In Malaysia, the Medical Device Bureau under the Health Ministry is the body that regulates medical devices.
While companies are looking beyond their local shores, the irony is that Malaysian players are getting the sceptical squint from local buyers.
UWC Healthcare Sdn Bhd operating manager Jason Ng says there is a lack of sufficient medical device expertise in the Malaysian market, resulting in government hospitals preferring to buy overseas brands instead of local products.
“This happens even when the quality is the same and local products are cheaper,” he says. “Nowadays, a lot of China and India medical devices are offered at a better price but without guarantee on the quality. The brand or manufacturer could disappear when some serious issues happen,” he adds.
Acknowledging the effortsmade by the Economic Transformation Programme (ETP), Ng says that the relevant authorities still need to look into the matter seriously and review the tax structure to make local manufacturers competitive.
Ng says a number of factors need to be addressed to accelerate industry growth. One factor that affects the industry is the lack of medical devices innovation and support such as pro-local product procurement policies in both the public and private sectors.
“There is also no sufficient incentives to attract and retain local players, as well as a lack of harmonisation internally and externally with other jurisdictions, and no clear national strategy for the sector,” he notes.
The ETP healthcare National Key Economic Area (NKEA) associate director Fabian Bigar reveals that the problem of getting local buyers is not new to the industry but he believes it is not insurmountable.
“We were told that the biggest problem is the preference for foreign branded products over locally-made quality products. I believe that over time this can be overcome, as long as local manufacturers can demonstrate that their products meet quality and safety standards and have access to the local markets.”
“It doesn't make sense when local products are exported to Europe with CE marking and registered with FDA, but cannot access local markets because users prefer foreign brands,” he says.

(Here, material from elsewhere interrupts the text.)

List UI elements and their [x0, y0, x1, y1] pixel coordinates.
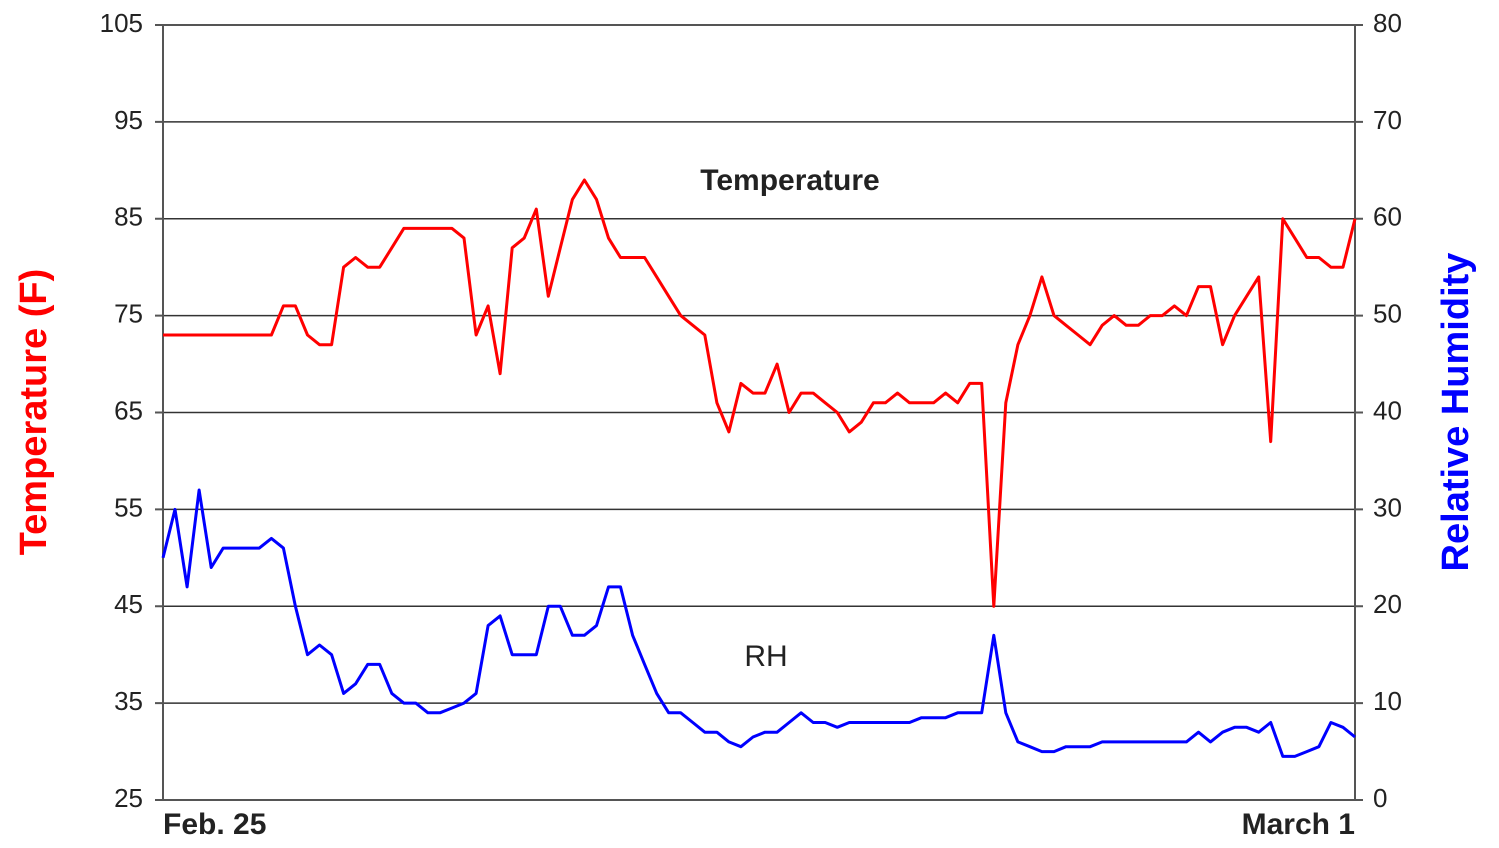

Bigar adds that Pemandu (the Performance Management and Delivery Unit under the Prime Minister's Department) has been working on incentivising the sector. It has organised an NKEA lab specifically for medical devices last year, bringing together industry players and government agencies.
He says one incentive for local players to go global is via an “off-take agreement policy”. “(That means) they can enter a procurement agreement with the Government for a specific period and this can be extended should the players are able to prove they can register the products abroad and export them,” he explains.
The Health Ministry has agreed to the proposal and is now drafting the mechanism for implementation.
Other than governmental initiatives, Choudhury says that the sector itself should also push matters. He notes that the Government has made efforts to develop this industry, and for him, the most significant has been the formation of the Medical Devices Authority (MDA).
“The task before the MDA is quite daunting, but I am sure it has very capable people manning the fort. The industry itself has largely been the preserve of the multinational companies having their production bases here.”
He adds that the only significant local medical devices players enjoying a global reputation are the rubber glove makers.
“Today they still are the most significant exporters of Malaysian medical products globally and this certainly was not achieved in two years. There is already a group of committed companies under the healthcare NKEA for medical devices charting a growth path from here to 2020.”
Choudhury hopes that the group will get the required support to succeed as the impact is expected to be very significant for the industry. Besides that, there are also many local institutions getting into research and development work in medical devices.
“Of course we need to do more. The Government can only do so much. We should see more big private sector initiatives, even some governtment-link companies should ramp up their involvement in this industry especially manufacturing initiatives.
“I wish also to see more local practitioners coming out as inventor of devices and then have local companies produce for global consumption. Let the cycle begin.”